At the same time, there have also many fortuitous conditions, for example, the fact that the Hombu Dojo escaped destruction during the war. I would also mention the efforts of those who worked to have the Aikido Hombu Dojo legally recognized as a non-profit foundation (zaidan hojin) even before the war. It was first recognized as such in 1940, as the Zaidan Hojin Kobukai, and based on that was later recognized by the Ministry of Education as the Zaidan Hojin Aikikai (Aikikai Foundation) in 1947.
So aikido exists today through a combination of all of these factors: its creation by the founder, my father’s efforts as doshu, the survival of the dojo during the war, the establishment of aikido as a non-profit foundation, as well as the support the founder received from his parents, wife, and many others.

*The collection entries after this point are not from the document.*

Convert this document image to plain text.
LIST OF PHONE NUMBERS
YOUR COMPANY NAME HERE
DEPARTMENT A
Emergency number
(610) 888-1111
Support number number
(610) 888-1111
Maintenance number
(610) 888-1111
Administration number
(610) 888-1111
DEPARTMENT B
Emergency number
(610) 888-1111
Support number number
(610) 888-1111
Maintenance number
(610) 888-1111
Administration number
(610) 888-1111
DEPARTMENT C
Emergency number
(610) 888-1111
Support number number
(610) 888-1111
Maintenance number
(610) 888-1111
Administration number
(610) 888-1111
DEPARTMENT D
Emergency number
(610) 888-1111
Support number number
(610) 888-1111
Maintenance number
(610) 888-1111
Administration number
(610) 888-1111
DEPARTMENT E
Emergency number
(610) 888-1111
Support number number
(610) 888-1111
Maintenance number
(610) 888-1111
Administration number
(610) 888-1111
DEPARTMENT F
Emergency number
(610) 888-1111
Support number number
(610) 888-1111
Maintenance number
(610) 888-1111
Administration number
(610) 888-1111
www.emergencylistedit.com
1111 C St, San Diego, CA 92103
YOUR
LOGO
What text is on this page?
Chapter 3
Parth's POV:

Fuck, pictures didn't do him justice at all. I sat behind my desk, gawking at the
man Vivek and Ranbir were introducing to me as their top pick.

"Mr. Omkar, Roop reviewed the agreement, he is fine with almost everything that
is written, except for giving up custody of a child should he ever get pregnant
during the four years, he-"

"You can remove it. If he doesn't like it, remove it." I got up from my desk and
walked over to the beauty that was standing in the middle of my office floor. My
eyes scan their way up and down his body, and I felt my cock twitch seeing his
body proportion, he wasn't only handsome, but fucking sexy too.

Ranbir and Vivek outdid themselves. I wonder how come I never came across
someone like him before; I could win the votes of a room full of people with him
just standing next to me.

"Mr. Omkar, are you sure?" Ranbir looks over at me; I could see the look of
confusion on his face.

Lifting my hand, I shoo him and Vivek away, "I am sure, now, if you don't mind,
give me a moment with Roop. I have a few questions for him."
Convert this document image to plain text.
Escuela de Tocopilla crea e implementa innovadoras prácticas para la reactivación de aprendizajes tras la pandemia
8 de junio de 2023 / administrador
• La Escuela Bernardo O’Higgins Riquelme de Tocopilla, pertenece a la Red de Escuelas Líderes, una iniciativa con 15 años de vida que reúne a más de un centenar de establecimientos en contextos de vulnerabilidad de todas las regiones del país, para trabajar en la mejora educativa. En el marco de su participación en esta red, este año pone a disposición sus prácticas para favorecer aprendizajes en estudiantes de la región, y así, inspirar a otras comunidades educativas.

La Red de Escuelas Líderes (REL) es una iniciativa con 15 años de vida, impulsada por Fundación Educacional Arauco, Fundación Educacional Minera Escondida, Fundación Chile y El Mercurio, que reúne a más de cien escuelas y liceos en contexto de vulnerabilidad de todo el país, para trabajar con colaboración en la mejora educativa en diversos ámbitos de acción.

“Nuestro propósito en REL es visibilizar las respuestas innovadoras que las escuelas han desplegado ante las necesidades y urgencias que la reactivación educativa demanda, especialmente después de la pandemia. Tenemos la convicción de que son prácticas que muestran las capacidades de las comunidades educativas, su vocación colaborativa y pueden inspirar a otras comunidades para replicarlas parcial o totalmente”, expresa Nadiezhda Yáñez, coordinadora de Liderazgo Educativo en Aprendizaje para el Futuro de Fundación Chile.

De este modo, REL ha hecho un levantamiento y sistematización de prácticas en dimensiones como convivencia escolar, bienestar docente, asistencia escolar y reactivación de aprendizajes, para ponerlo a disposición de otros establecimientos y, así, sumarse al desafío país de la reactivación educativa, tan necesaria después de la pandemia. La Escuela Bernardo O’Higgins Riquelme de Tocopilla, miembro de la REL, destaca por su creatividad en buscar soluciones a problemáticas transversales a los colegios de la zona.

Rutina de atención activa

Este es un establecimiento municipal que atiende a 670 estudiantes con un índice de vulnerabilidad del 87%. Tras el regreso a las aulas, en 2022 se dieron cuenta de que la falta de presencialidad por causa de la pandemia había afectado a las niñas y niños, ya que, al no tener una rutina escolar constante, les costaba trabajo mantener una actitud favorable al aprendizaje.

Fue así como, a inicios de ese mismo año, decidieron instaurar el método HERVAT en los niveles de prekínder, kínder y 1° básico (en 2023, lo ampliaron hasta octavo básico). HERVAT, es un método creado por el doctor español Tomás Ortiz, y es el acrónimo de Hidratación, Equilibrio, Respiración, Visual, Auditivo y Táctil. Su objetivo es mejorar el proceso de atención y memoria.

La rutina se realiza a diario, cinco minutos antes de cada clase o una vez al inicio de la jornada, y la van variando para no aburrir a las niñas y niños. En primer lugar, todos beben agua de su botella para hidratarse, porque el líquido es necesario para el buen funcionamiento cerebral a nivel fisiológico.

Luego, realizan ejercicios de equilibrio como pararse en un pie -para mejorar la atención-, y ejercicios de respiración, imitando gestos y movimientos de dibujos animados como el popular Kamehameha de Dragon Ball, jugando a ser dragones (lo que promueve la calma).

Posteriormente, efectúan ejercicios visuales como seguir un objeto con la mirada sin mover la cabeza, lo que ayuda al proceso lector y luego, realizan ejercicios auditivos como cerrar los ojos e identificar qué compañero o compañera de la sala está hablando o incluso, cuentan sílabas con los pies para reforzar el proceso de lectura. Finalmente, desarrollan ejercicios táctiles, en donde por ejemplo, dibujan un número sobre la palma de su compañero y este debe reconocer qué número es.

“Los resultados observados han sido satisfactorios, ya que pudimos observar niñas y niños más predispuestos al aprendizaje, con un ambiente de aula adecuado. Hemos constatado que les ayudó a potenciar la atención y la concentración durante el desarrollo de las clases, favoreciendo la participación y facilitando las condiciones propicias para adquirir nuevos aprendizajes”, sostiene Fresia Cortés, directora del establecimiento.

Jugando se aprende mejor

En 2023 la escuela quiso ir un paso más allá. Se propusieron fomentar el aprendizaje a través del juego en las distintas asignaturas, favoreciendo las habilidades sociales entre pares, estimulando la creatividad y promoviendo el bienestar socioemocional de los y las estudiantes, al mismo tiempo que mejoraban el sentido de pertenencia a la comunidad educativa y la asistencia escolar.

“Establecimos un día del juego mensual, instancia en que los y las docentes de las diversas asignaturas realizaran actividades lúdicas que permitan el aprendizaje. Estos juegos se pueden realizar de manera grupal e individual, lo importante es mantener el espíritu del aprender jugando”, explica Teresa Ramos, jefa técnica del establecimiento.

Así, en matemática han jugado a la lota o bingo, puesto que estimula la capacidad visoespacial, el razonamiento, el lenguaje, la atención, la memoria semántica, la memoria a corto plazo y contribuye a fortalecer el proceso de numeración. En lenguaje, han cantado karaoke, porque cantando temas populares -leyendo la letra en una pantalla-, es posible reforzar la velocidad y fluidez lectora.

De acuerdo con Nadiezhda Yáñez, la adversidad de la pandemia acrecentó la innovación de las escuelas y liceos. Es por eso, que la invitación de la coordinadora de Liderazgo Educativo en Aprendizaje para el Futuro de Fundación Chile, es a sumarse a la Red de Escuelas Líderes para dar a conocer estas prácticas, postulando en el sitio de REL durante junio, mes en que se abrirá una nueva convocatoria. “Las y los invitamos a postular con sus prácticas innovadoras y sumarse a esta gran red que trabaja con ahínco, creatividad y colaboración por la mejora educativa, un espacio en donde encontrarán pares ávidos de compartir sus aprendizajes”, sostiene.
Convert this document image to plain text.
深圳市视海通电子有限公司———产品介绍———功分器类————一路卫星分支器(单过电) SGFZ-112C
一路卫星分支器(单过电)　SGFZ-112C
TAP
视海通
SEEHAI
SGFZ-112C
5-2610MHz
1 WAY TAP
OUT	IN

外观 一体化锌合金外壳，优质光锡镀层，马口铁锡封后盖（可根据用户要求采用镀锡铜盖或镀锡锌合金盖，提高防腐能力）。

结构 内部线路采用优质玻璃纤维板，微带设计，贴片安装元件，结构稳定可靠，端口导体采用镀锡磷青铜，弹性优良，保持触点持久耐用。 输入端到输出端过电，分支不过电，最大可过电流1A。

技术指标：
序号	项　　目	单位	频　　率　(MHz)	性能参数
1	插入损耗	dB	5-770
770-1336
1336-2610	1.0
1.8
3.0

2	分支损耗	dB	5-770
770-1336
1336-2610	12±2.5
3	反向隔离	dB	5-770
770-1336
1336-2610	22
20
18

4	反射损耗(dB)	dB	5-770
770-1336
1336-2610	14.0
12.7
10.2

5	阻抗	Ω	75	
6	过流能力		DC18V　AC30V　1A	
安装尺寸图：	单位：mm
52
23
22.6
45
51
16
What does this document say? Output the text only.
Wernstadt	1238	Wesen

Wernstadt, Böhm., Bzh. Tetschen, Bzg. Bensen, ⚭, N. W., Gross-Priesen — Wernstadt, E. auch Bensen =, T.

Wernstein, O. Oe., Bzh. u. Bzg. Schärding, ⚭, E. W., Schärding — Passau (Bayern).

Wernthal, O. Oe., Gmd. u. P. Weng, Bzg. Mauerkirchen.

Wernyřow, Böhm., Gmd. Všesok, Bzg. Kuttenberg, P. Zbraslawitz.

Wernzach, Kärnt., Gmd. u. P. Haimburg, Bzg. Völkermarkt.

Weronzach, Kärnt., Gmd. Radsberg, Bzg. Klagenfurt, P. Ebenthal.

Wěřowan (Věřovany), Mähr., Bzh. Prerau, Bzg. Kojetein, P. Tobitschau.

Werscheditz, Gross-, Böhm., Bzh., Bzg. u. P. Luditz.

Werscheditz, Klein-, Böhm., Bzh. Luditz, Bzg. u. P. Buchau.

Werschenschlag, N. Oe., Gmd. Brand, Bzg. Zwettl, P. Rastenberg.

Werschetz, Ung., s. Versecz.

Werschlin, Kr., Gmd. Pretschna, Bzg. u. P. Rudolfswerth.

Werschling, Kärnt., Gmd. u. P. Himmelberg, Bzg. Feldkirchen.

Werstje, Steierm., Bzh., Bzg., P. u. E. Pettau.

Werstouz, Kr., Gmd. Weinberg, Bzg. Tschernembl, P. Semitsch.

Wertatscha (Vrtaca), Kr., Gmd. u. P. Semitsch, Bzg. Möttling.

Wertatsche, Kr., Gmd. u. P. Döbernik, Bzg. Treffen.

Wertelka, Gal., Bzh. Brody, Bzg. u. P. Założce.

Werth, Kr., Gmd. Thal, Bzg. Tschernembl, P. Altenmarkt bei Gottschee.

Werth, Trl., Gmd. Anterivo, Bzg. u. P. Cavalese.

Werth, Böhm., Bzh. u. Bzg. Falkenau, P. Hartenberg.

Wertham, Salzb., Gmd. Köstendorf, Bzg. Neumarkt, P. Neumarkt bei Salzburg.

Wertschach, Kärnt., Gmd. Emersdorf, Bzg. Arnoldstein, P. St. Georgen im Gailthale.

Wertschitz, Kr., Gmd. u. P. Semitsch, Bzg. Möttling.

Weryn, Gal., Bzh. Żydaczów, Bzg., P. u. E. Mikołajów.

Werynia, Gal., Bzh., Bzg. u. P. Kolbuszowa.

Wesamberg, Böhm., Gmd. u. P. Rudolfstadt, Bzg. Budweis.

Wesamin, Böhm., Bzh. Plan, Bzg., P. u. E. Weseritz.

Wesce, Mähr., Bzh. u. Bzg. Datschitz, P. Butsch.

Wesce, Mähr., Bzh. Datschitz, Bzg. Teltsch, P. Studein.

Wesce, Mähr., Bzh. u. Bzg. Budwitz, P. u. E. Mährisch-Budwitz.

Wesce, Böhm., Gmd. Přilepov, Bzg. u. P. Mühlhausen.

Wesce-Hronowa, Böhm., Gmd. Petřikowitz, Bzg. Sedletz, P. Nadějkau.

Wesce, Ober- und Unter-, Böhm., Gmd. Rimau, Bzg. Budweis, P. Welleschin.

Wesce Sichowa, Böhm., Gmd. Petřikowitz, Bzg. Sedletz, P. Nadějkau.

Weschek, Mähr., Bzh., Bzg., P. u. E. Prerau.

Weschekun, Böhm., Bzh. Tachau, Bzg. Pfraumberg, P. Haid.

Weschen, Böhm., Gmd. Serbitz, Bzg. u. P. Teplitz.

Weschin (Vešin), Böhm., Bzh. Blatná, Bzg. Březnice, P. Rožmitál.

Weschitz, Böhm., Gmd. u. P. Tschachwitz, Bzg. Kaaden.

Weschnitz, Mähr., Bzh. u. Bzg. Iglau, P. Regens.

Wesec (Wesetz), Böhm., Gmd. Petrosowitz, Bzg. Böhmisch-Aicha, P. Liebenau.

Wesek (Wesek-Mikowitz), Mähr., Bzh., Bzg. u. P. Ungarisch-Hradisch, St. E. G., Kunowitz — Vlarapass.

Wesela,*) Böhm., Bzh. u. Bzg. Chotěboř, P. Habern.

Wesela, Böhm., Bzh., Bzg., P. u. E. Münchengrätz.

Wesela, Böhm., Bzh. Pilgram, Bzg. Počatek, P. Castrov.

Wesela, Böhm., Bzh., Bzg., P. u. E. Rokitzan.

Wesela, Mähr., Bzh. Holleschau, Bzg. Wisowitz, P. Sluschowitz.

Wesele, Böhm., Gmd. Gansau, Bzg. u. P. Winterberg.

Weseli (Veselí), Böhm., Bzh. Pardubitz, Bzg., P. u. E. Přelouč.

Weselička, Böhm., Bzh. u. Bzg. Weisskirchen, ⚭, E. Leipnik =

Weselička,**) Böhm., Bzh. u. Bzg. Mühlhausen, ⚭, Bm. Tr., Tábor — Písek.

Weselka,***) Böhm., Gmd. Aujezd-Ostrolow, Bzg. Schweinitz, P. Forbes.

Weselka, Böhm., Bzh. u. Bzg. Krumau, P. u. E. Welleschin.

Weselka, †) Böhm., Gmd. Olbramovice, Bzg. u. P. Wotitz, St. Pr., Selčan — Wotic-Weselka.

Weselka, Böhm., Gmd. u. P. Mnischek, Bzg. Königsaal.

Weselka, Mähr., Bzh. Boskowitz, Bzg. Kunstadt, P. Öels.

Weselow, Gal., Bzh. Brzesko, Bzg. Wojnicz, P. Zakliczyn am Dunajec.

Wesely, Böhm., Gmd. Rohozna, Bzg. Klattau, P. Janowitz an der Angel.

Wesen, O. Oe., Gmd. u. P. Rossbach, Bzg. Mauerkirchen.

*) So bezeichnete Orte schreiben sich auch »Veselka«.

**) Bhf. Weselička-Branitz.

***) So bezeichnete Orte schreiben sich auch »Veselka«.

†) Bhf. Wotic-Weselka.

I’ve heard stories of the desperate efforts your father Kisshomaru made to save the dojo from the fires that engulfed much of Tokyo during the war.
I think only about five other buildings in this area managed to survive.
Even the building right next door was burning, so they formed a bucket brigade in a frantic effort to keep the flames from consuming the dojo as well. Everything would have had to have been started from square one again if the dojo had been destroyed then, so it is quite significant for the development of aikido that it was spared.
Yes, I think so. I remember when I was small, there was not yet much activity at the Hombu Dojo. For a time my father was actually in Iwama instead. He married there, and starting around 1949, he worked for about seven years at a company called Osaka Shoji. He had no other choice. Even if you have a dojo, you can’t make a living if nobody is coming to train, which was largely the case after the war.
So, he took a job as an ordinary company employee during the day and taught only in the mornings and evenings. As things gradually began to stabilize, he was eventually influenced by various people to leave the company and take up aikido full time. I think it was deemed most proper for the son of the founder to assume a position of leadership, especially since it would help stimulate membership growth.